Die Tim Burton Collection (Blu-ray)

Geschrieben von:
Michael Boldhaus
Veröffentlicht am:
22. September 2012
Abgelegt unter:
Blu-Ray

Tim-Burtons skurrile (Warner-)Märchenwelten zum kleinen Preis

Der Name Tim Burton steht für ein unverwechselbares Kinoerlebnis des Fantastischen, Morbiden und Skurrilen. Dabei speist sich der Burton’sche Kinokosmos aus dem, was der junge Burton in Comics und unzähligen TV-Sitzungen genossen hat. Das sind neben den Kinoklassikern insbesondere die B-Horror- und Sci-Fi-Movies z. B. eines Roger Corman oder Jack Arnold und nicht zuletzt der Trash Ed Woods. Dabei ist zwar häufig Gruseliges im Spiel, welches sich aber in der Regel als das märchenhaft Gespiegelte, das sympathisch Skurrile entpuppt. Wie Burton mit den Zitaten umgeht, wie er dabei das Gewohnte häufig geradezu auf den Kopf stellt, das hat schon eine ganz spezifische und unverwechselbare Handschrift und entfaltet eine Wirkung, bei der auch die ebenfalls so markante Musik von Hauskomponist Danny Elfman eine wichtige Rolle spielt. Im praktisch durchweg fantastischen Burton-Kino geht es nur in einzelnen Fällen auch mal etwas blutiger, dabei aber nie wirklich splattermäßig zur Sache. Die Burton’schen Monstren haben mit Freddy Krueger & Co. also nichts gemein. Und so schafft es der eigenwillige Regisseur, erfolgreich zu unterhalten und dabei immer wieder zu verblüffen. Er vermochte nicht etwa nur den kleineren Kreis der Hardcore-Spezialisten des „Gore“ anzusprechen, sondern hat sich vielmehr in der Breite eine beachtliche Fangemeinde geschaffen.

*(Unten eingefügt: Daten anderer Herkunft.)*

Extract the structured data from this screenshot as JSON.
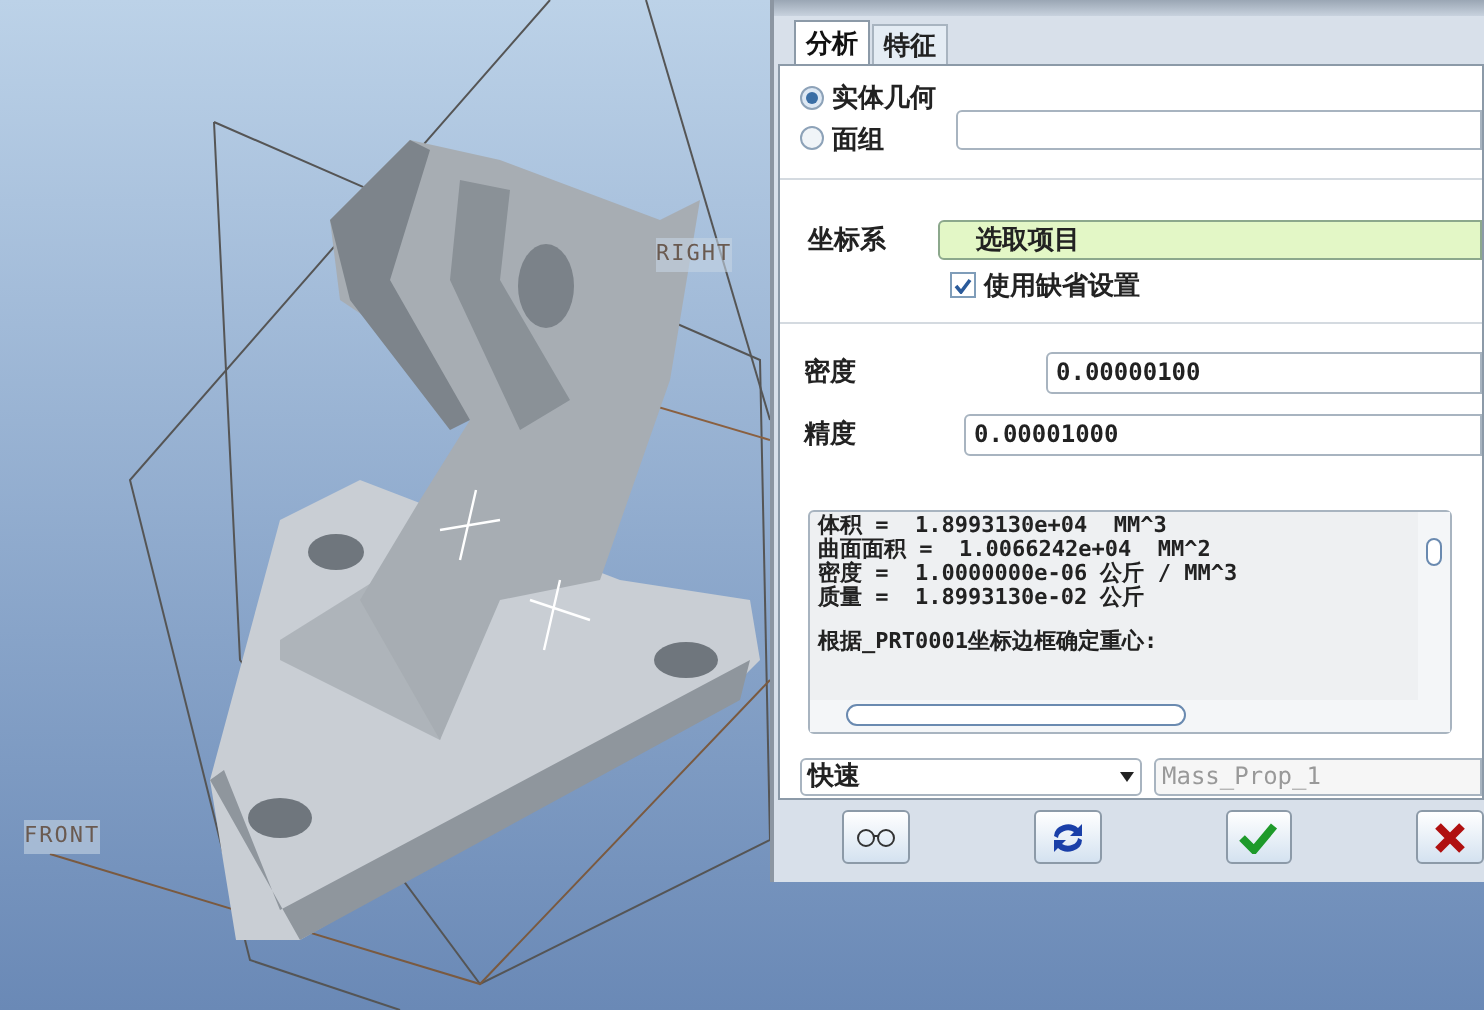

5407Anlässlich des Kinostarts der jüngsten Burton-Produktion Dark Shadows, ein Gruselspaß nach der gleichnamigen, hierzulande allerdings nahezu unbekannten US-TV-Serie der Sixties, hat Warner in den hauseigenen Fundus gegriffen und die dort vorhandenen acht Filme des 53-jährigen Regisseurs in einem Blu-ray-Box-Set zusammengefasst. Wer allerdings eine Burton-Gesamt-Edition erwartete, der wird natürlich enttäuscht. Komplette Werkausgaben zu Künstlern, deren Œuvre sich auf unterschiedliche Rechteinhaber verteilt, sind zwangsläufig nur mit erheblichem Aufwand realisierbar. Das haben allerdings die Franzosen geschafft. Im Komplettset sind sämtliche 15 derzeitigen Burton-Filme enthalten. Aber dafür, dass es sich hierzulande eben „nur“ um die Warner-Burtons handelt, entschädigen die ebenfalls sehr ansprechende Präsentation und außerdem das faire Preis-Leistungsverhältnis.

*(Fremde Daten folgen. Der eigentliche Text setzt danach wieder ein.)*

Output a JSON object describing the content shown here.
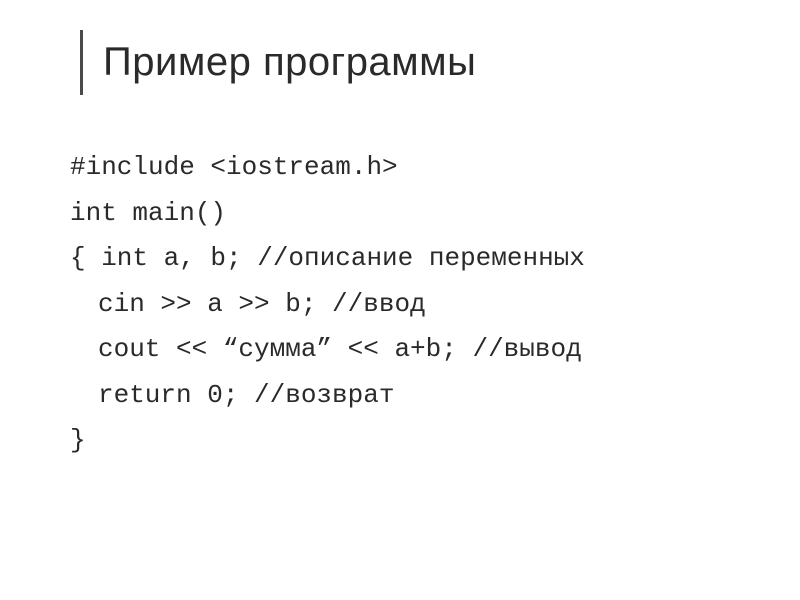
{
  "title": "Пример программы",
  "code": {
    "line1": "#include <iostream.h>",
    "line2": "int main()",
    "line3": "{ int a, b; //описание переменных",
    "line4": "cin >> a >> b; //ввод",
    "line5": "cout << “сумма” << a+b; //вывод",
    "line6": "return 0; //возврат",
    "line7": "}"
  }
}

5406Das 1985er Spielfilmdebüt Pee-wees irre Abenteuer bildet nicht nur den Startpunkt, es ist im Set als Blu-ray-Premiere vertreten, war hierzulande zuvor unveröffentlicht. Die übrigen Filme waren zuvor sämtlich auch in Einzelausgaben erhältlich: die Horror-Farce Lottergeist Beetlejuice (1988), die beiden Comic-Adaptionen Batman (1989) und Batmans Rückkehr (1992), die Anarcho-Sci-Fi-Parodie Mars Attacks (1996), die beiden kindlich-märchenhaften Verfilmungen Corpse Bride — Hochzeit mit einer Leiche (2005) und Charlie und die Schokoladenfabrik (2005) und schließlich das Grusical Sweeney Todd — Der teuflische Barbier aus der Fleet Street (2007) nach dem Musical von Stephen Sondheim.

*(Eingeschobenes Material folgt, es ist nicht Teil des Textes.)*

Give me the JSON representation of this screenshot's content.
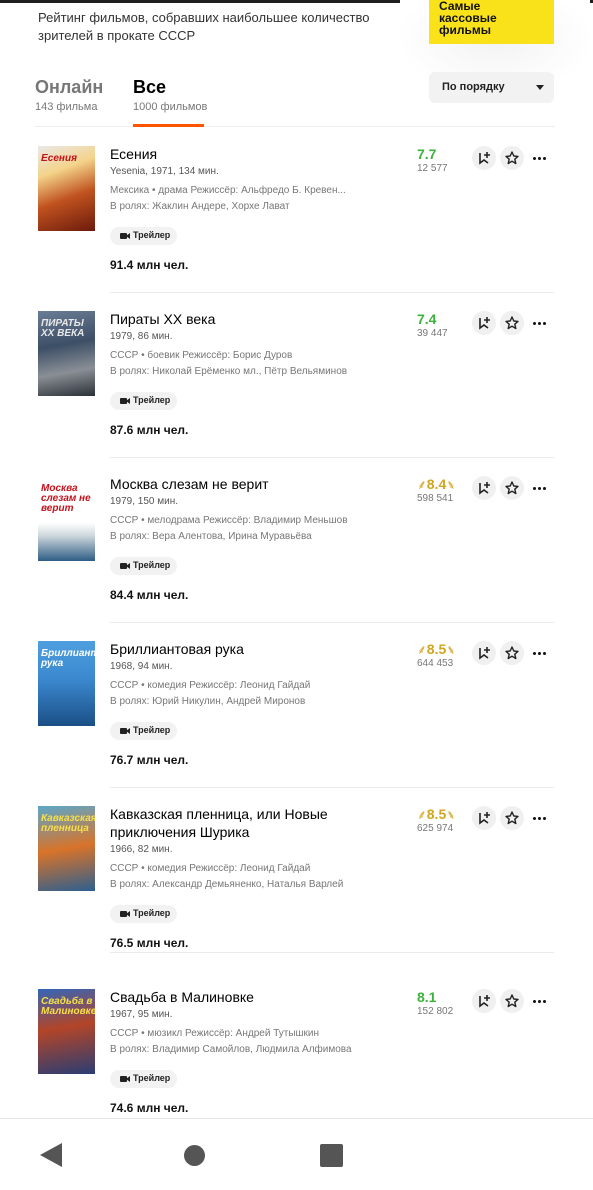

Während die nach dem Spielfilmerstling Genannten zum bei Kinofreunden durchweg geläufigen Burton-Kanon zählen, bedarf Pee-wees irre Abenteuer, mit dem bei uns nahezu unbekannten Paul Reubens, schon einiger Anmerkungen. Der ähnlich wie Burton freakige Reubens war in den frühen Achtzigern Chef einer eigenen, ziemlich verrückten US-TV-Serie, „The Pee-wee Herrmann Show“, die ab Mitte der 1980er leicht abgewandelt als „Pee-wee’s Playhouse“ weitergeführt wurde und sich an Jugendliche und Heranwachsende richtete. Reubens agierte darin als selbstgeschaffene Kunstfigur, als infantiler Kindmann Pee-wee Herrmann und besaß bald eine beachtliche Fangemeinde. Reubens alias Pee-wee Herrmann im grauen Anzug, mit seinen auffällig rougierten Wangen und der penetranten roten Fliege verfasste nicht nur das Drehbuch, er agiert im Film — der Titel ist Programm! —, völlig abgedreht und schräg.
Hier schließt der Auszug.